The Body Farm
Shaw watched the rude exchange without a word.
“I don’t believe we call female officers babe anymore,” Anderson said.
“I’ve got a body to look at,” I said.
“We’ve got to go through the warehouse to get there,” Shaw told me.
“Let’s go,” I said.
He walked Marino and me to a warehouse door that faced the river. Inside was a huge, dimly lit, airless space that was sweet with the smell of tobacco. Thousands of bales of it were wrapped in burlap and stacked on wooden pallets, and there were tons of magfilled sand and orifet that I believed were used in processing steel, and machine parts bound for Trinidad, according to what was stamped on crates.
Several bays down, the container had been backed up to a loading dock. The closer we got to it, the stronger the odor. We stopped at the crime-scene tape draped across the container’s open door. The stench was thick and hot, as if every molecule of oxygen had been replaced by it, and I willed my senses to have no opinion. Flies had begun to gather, their ominous noise reminding me of the high-pitched buzzing of a remote-control toy plane.
“Were there flies when the container was first opened?” I asked Shaw.
“Not like this,” he said.
“How close did you get?” I asked as Marino and Anderson caught up with us.
“Close enough,” Shaw said.
“No one went inside it?” I wanted to make sure.
“I can guarantee you that, ma’am.” The stench was getting to him.
Marino seemed unfazed. He shook out another cigarette and mumbled around it as he fired the lighter.
“So, Anderson,” he said. “I don’t guess it could be livestock, you know, since you didn’t look. Hell, maybe a big dog that accidentally got locked up in there. Sure would be a shame to drag the doc here and get the media all in a lather and then find out it’s just some poor ol’ wharf dog rotted in there.”
He and I both knew there was no dog or pig or horse or any other animal in there. I opened my scene case while Marino and Anderson went on carping at each other. I dropped my car key inside and pulled on several layers of gloves and a surgical mask. I fitted my thirty-five-millimeter Nikon with a flash and a twenty-eight-millimeter lens. I loaded four-hundred-speed film so the photographs wouldn’t be too grainy, and slipped sterile booties over my shoes.

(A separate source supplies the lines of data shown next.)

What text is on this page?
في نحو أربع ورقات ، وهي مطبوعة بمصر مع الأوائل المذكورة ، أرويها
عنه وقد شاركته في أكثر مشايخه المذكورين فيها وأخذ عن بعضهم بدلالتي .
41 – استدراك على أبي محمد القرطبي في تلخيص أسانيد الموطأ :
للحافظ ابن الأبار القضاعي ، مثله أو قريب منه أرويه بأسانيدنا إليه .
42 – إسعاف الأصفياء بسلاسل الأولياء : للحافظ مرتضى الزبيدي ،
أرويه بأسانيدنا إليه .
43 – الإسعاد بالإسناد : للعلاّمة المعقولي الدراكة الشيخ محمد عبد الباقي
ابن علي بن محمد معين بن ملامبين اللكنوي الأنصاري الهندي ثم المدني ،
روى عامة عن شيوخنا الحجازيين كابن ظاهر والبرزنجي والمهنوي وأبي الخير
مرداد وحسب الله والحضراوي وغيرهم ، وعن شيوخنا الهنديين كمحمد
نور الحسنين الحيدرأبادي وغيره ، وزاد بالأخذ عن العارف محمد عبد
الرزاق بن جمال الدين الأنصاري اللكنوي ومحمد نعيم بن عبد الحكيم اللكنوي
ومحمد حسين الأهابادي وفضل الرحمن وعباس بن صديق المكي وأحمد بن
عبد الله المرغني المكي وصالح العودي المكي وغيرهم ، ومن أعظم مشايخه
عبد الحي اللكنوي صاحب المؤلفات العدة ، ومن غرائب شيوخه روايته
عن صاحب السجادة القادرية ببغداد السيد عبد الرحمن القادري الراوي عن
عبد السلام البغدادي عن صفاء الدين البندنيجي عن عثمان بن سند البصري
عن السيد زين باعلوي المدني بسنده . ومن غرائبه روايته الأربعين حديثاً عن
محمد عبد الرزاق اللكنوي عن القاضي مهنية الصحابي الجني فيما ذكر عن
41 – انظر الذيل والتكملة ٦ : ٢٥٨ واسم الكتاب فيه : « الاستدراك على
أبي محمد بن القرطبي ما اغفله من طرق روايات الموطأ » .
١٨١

“It’s just like when we get bad smells coming from a closed-up house in the middle of July. We look through the window. Break in if we have to. Make sure what’s in there’s human before we call the M.E.,” Marino continued to instruct his new protégé.
I ducked under the tape and stepped inside the dark container, relieved to find it was only half full of neatly stacked white cartons, leaving plenty of room to move around. I followed the beam of my flashlight deeper, sweeping it from side to side.
Near the back, it illuminated a bottom row of cartons soaked with the reddish purge fluid that leaks from the nose and mouth of a decomposing body. My light followed shoes and lower legs, and a bloated, bearded face jumped out of the dark. Bulging milky eyes stared, the tongue so swollen it protruded from the mouth as if the dead man were mocking me. My covered shoes made sticky sounds wherever I stepped.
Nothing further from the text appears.